Enlistment in the military soared, and manufacturing grew, in particular shipbuilding and aircraft construction. The value of production in the province essentially doubled over the six years of World War II. Indigenous peoples, along with Canadian residents of Asian descent and recent migrants, all enlisted to fight in the war, even though many were still not allowed to vote. In 1945, an Act to amend the Provincial Elections Act, 1945, allowed members of disenfranchised groups, if otherwise qualified, to vote if they had served in World War I or World War II. Industries traditionally closed to women, such as plywood, pulp, and paper mills, welcomed women's contributions to their workforce.
On December 8, 1941, one day after Japan attacked Pearl Harbour, wartime blackout measures went into effect all along the B.C. coast. Canada declared war on Japan shortly after and there was widespread fear that anyone of Japanese descent, in particular the coastal fishers who made up the majority of B.C.'s fishing fleet, might act against Canada's interests. Canada began seizing some 12,000 fishing boats belonging to Japanese Canadians and selling them off to mostly white fishermen.

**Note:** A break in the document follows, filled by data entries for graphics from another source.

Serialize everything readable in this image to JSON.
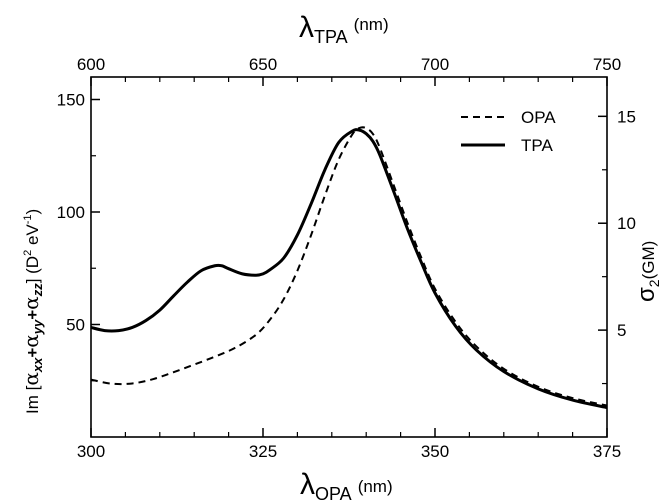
{
  "chart_data": {
    "type": "line",
    "x_bottom": {
      "label_symbol": "λ",
      "label_subscript": "OPA",
      "label_unit": "(nm)",
      "range": [
        300,
        375
      ],
      "ticks": [
        300,
        325,
        350,
        375
      ],
      "tick_labels": [
        "300",
        "325",
        "350",
        "375"
      ]
    },
    "x_top": {
      "label_symbol": "λ",
      "label_subscript": "TPA",
      "label_unit": "(nm)",
      "range": [
        600,
        750
      ],
      "ticks": [
        600,
        650,
        700,
        750
      ],
      "tick_labels": [
        "600",
        "650",
        "700",
        "750"
      ]
    },
    "y_left": {
      "label_parts": [
        "Im [",
        "α",
        "xx",
        "+",
        "α",
        "yy",
        "+",
        "α",
        "zz",
        "] (D",
        "2",
        " eV",
        "-1",
        ")"
      ],
      "range": [
        0,
        160
      ],
      "ticks": [
        50,
        100,
        150
      ],
      "tick_labels": [
        "50",
        "100",
        "150"
      ]
    },
    "y_right": {
      "label_symbol": "σ",
      "label_subscript": "2",
      "label_unit": "(GM)",
      "range": [
        0,
        16.84
      ],
      "ticks": [
        5,
        10,
        15
      ],
      "tick_labels": [
        "5",
        "10",
        "15"
      ]
    },
    "legend": {
      "position": "top-right",
      "entries": [
        "OPA",
        "TPA"
      ]
    },
    "series": [
      {
        "name": "OPA",
        "style": "dashed",
        "axis": "left",
        "x": [
          300,
          303,
          306,
          309,
          312,
          315,
          318,
          321,
          324,
          326,
          328,
          330,
          332,
          334,
          336,
          338,
          339,
          340,
          341,
          342,
          344,
          346,
          348,
          350,
          353,
          356,
          360,
          365,
          370,
          375
        ],
        "y": [
          25.5,
          23.7,
          23.8,
          25.7,
          28.8,
          32.2,
          35.7,
          39.7,
          45.5,
          52.1,
          61.2,
          73.9,
          89.8,
          107.3,
          123.3,
          134.6,
          137.3,
          137.3,
          134.6,
          128.4,
          111.9,
          95.2,
          79.8,
          65.9,
          51.1,
          40.3,
          30.3,
          22.3,
          17.3,
          14.0
        ]
      },
      {
        "name": "TPA",
        "style": "solid",
        "axis": "left",
        "x": [
          300,
          302,
          304,
          306,
          308,
          310,
          312,
          314,
          316,
          318,
          319,
          320,
          322,
          324,
          325,
          326,
          328,
          330,
          332,
          334,
          336,
          338,
          339,
          340,
          341,
          342,
          344,
          346,
          348,
          350,
          353,
          356,
          360,
          365,
          370,
          375
        ],
        "y": [
          48.7,
          47.3,
          47.3,
          48.7,
          51.8,
          56.4,
          62.7,
          68.8,
          73.9,
          76.1,
          76.1,
          74.8,
          72.5,
          71.9,
          72.5,
          74.3,
          79.5,
          89.8,
          103.7,
          118.8,
          130.9,
          136.0,
          136.4,
          134.8,
          131.3,
          125.2,
          109.1,
          92.5,
          77.7,
          64.0,
          49.2,
          38.7,
          29.1,
          21.4,
          16.4,
          13.1
        ]
      }
    ]
  }
}
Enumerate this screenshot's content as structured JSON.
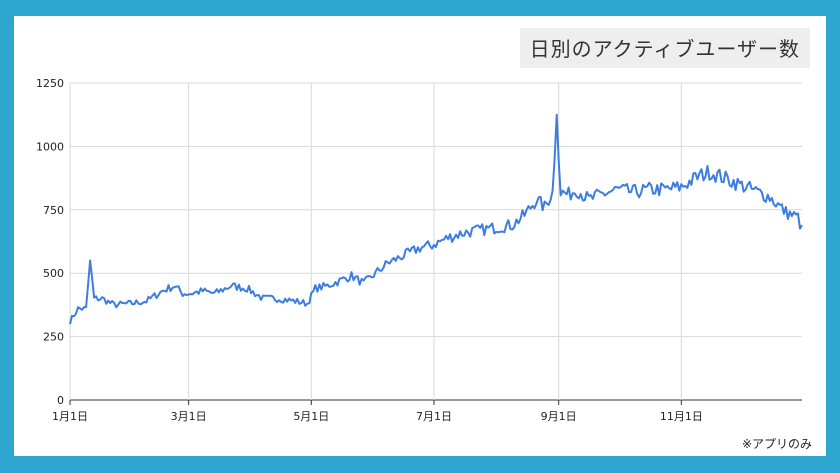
{
  "chart_data": {
    "type": "line",
    "title": "日別のアクティブユーザー数",
    "note": "※アプリのみ",
    "xlabel": "",
    "ylabel": "",
    "ylim": [
      0,
      1250
    ],
    "yticks": [
      0,
      250,
      500,
      750,
      1000,
      1250
    ],
    "x_tick_labels": [
      "1月1日",
      "3月1日",
      "5月1日",
      "7月1日",
      "9月1日",
      "11月1日"
    ],
    "x_tick_days": [
      0,
      59,
      120,
      181,
      243,
      304
    ],
    "grid": true,
    "line_color": "#3d7de0",
    "x_unit": "day of year",
    "series": [
      {
        "x": [
          0,
          4,
          8,
          10,
          12,
          16,
          22,
          30,
          38,
          46,
          52,
          56,
          60,
          66,
          72,
          80,
          88,
          96,
          104,
          112,
          118,
          122,
          128,
          134,
          140,
          146,
          152,
          158,
          166,
          174,
          180,
          188,
          196,
          204,
          212,
          220,
          226,
          232,
          236,
          240,
          242,
          244,
          248,
          252,
          258,
          264,
          272,
          280,
          288,
          296,
          304,
          312,
          318,
          324,
          330,
          336,
          342,
          348,
          352,
          356,
          359,
          362,
          364
        ],
        "values": [
          310,
          360,
          360,
          550,
          400,
          400,
          375,
          380,
          390,
          430,
          450,
          420,
          420,
          430,
          420,
          450,
          440,
          400,
          400,
          390,
          380,
          440,
          450,
          470,
          490,
          460,
          500,
          540,
          570,
          600,
          610,
          640,
          660,
          670,
          680,
          690,
          730,
          790,
          760,
          820,
          1125,
          820,
          810,
          830,
          790,
          810,
          830,
          820,
          830,
          830,
          840,
          880,
          900,
          880,
          860,
          840,
          820,
          800,
          770,
          740,
          730,
          720,
          670
        ]
      }
    ]
  }
}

In 1942, B.C.'s Japanese population of approximately 22,000 were forced into internment camps throughout the interior. More than half were Nisei, born and raised in B.C. In order to finance the internment of the Japanese Canadians and to permanently discourage them from returning to the coast, the federal government confiscated their agricultural property and personal possessions and allowed them to be auctioned off or sold at low prices.

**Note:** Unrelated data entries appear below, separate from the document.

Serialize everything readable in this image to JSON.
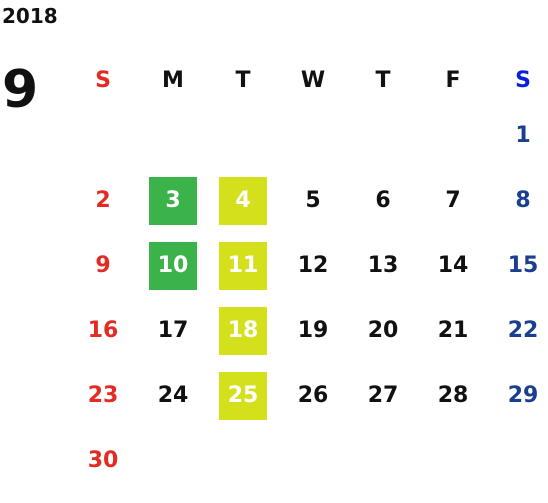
{
  "year": "2018",
  "month": "9",
  "weekdays": [
    "S",
    "M",
    "T",
    "W",
    "T",
    "F",
    "S"
  ],
  "colors": {
    "sunday": "#e32a23",
    "saturday": "#1b3f8f",
    "saturday_header": "#0a1fd8",
    "green": "#3bb34a",
    "yellow": "#d4e01c"
  },
  "weeks": [
    [
      "",
      "",
      "",
      "",
      "",
      "",
      "1"
    ],
    [
      "2",
      "3",
      "4",
      "5",
      "6",
      "7",
      "8"
    ],
    [
      "9",
      "10",
      "11",
      "12",
      "13",
      "14",
      "15"
    ],
    [
      "16",
      "17",
      "18",
      "19",
      "20",
      "21",
      "22"
    ],
    [
      "23",
      "24",
      "25",
      "26",
      "27",
      "28",
      "29"
    ],
    [
      "30",
      "",
      "",
      "",
      "",
      "",
      ""
    ]
  ],
  "highlights": {
    "green": [
      "3",
      "10"
    ],
    "yellow": [
      "4",
      "11",
      "18",
      "25"
    ]
  }
}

When the war concluded in 1945, the federal government began to offer internees the choice of deportation to Japan or relocation east of the Rocky Mountains. Deportation was later cancelled due to public protest, but not before nearly 4,000 people had been sent to Japan, including many Nisei who had never travelled outside of Canada. On April 1, 1949, Japanese Canadians were given the right to vote and the legal restrictions used to control the movement of Japanese Canadians were removed.
No Japanese Canadian was ever charged with disloyalty, and the incident is now acknowledged as one of the worst human rights violations in B.C.'s history. In 1988, the Government of Canada ​formally apologized and offered compensation to Japanese Canadian survivors and their families.